In the hush that followed, we finally met, not as storm, echoes, and flesh, but as ourselves.
Chapter 25
Kael
Guards swarmed the courtyard, armed to the teeth. Cannons thundered onto the parapets, wheels screeching over stone. Archers filled their quivers, bows already drawn. The city was about to shatter.
Now, what did we miss?
We had returned to Stenhalla, where Evie had washed the tar from her skin and clothes while I had fetched my horse. Then we rode back to the capital, Evie set on a futile mission to tell the king what she had learned. When I saw the smoke rising above the city, I knew. Dereck Throne was coming. It was too early for him to move, yet here we were.
Back in the castle, we were summoned to an emergency council by Lionel himself. The audience hall seethed with voices, magisters and chancellors gathered like ravens in stormlight. Shadows clung to our robes as if they knew what was coming.
I was ordered to take the gates, to stand ready should Dereck Thorne’s horde breach the walls. The king’s final card, his hidden blade. As always, I was his weapon, his merciful hand, one he had never used enough.
Dereck Thorne had declared war. He was coming for the castle, his militias ready to crawl from the gutters and march toward the gates, torches and weapons brandished. One night away had been enough for the glass to spill.
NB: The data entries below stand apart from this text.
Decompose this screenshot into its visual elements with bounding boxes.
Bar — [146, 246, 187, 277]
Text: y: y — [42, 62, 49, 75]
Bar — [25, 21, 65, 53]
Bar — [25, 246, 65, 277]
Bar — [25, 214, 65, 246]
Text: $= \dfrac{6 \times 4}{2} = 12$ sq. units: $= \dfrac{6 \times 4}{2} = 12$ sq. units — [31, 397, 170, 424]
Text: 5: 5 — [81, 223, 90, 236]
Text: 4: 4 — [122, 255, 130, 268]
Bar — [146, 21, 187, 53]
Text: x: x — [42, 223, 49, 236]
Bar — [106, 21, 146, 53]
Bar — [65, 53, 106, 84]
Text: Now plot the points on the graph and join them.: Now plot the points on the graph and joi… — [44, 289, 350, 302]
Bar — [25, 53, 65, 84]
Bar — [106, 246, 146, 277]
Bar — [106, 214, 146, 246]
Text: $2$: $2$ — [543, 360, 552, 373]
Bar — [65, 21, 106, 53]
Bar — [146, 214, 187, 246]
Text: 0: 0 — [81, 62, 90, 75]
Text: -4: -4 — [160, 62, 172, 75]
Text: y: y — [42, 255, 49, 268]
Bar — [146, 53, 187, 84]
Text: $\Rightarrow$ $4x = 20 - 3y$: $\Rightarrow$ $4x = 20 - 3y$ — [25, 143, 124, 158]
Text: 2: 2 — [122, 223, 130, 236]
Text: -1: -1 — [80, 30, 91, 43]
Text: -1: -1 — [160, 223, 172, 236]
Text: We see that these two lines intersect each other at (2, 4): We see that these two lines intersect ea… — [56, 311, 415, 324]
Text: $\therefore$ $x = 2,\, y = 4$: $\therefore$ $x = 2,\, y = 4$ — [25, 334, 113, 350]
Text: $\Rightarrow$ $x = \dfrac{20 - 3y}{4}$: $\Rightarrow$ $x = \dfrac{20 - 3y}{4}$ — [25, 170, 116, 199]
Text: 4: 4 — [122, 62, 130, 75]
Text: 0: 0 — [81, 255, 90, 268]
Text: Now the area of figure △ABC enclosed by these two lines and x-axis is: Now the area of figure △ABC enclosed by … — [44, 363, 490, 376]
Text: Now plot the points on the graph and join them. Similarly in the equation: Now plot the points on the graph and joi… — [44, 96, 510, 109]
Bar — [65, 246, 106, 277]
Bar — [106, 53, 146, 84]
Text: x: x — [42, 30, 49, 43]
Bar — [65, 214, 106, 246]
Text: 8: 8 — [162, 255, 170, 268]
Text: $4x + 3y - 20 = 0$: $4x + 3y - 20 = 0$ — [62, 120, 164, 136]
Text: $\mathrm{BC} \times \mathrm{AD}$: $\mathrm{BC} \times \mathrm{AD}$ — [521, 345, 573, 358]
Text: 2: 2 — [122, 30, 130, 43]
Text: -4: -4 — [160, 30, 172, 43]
“My men raided the Iron Rat last night,” Alaric said, his voice flat as stone. The tavern lay beneath the gutters, a pit where Thorne’s dogs drank and plotted. “What began as a cease and desist turned into a slaughter. They struck from the shadows, knives flashing, blood thick on the walls. One cadet drove his blade into their spokesman’s throat before they cut him down. They took his head and sent it back at dawn, rolled it down the castle steps like an offering.”
General Alaric von Brecht stood fully armored, two swords at his hips, a shield hooked to his back. He looked ready for battle.
Thalen followed, wearing the leathers of battlemages. His quarterstaff of wood and metal, hooked like a claw, sat solid in his hand.
“You all know we will win this battle, right?” I asked. I was certain that one breath could reduce his army to ash, though Lionel would stop at nothing to avoid that choice.
I looked at him, upright but weary on his throne, the crown heavy and too perfect for a broken man.